Krud is disappointed. Krud is not fucking happy and Krud expects them to lift
their game and put the blowtorch to The Abbott.
We shall
see what we shall see, but I if I see any more of this objectivity shit the wrath of Krud will rain down.
After all,
I wouldn’t have to lie my face off if my media drones had excoriated The Abbott
as directed.
Do you see
what I have done there, diary? I was angry, but my ice cool temperament and
analytical mind have taken over and now I am calm.
Nothing can
disturb my equanimity, nothing, that is, apart from that FUCKING moron Cameron.
How can he
have a vote without ensuring the outcome first? The man is clearly a buffoon.

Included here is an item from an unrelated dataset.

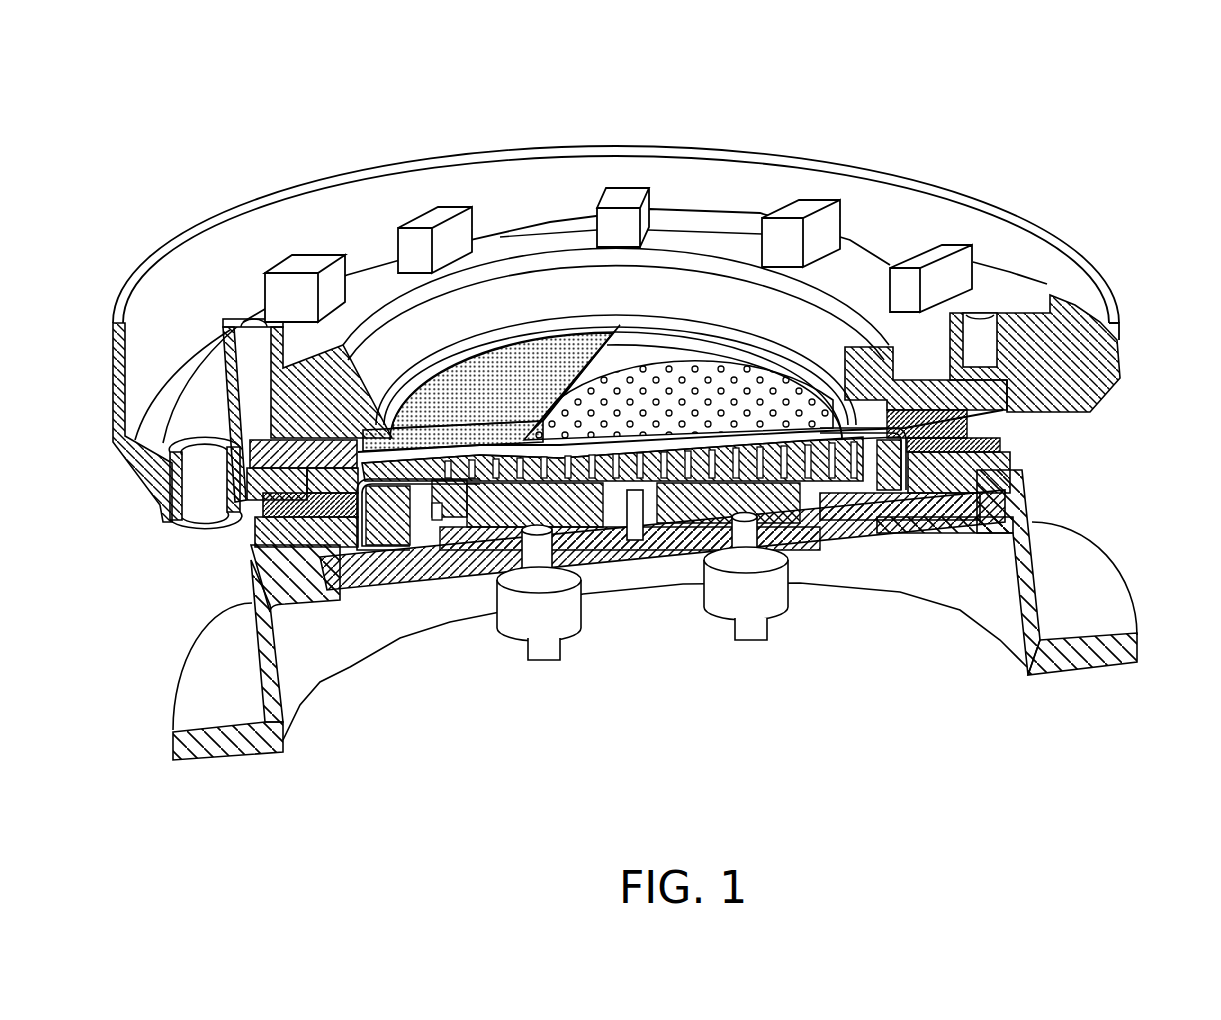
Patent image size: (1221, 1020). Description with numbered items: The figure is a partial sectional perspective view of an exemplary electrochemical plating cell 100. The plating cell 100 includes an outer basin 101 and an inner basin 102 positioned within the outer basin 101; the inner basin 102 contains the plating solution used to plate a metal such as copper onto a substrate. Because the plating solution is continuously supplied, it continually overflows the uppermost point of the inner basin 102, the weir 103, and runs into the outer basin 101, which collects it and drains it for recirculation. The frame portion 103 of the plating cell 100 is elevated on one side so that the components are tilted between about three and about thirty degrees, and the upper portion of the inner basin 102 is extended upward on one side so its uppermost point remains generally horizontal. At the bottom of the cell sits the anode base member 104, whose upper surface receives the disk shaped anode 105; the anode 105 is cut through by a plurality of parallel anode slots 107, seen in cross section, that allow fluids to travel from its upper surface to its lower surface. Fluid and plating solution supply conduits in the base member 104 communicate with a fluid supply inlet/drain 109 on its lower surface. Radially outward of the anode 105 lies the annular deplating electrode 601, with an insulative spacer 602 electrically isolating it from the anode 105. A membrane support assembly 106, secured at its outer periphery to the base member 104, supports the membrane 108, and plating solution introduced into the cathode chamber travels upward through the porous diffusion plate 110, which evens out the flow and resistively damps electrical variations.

Has he not heard of baksheesh? Has he not heard of Angst und Einschüchterung?!
Even That
Woman was smart enough to throw enough Ratfucker money around to ensure that a
bought vote stayed bought!
This
Cameron fool has set a dangerous precedent. How can I run a malign dictatorship
if he gives the little people in parliament ideas above their station?
A
democratic VOTE? The man is mad!
Even worse,
how the FUCK can I demonstrate my Save-The-World abilities without a Syrian fucking
crisis?
Sigh. It is
ok, diary. I am calm. My good friend Barry has backed himself into a corner and
will look an even bigger fool if he doesn’t blast the shit out of something.
And my good
friend Hollandaise, or whatever his name is, is itching to big-note himself. A
good socialist, HE at least won’t fall for this democracy crap.
I must
leave you now, meine Liebe. My campaign launch is just days away and I need to
practice my cut, cut, cut and my jobs, jobs, jobs.Notes to self: Find the cretin who suggested I use the word "fraud" and take appropriate action; sack the first person who so much as whispers the word 'Stalingrad'.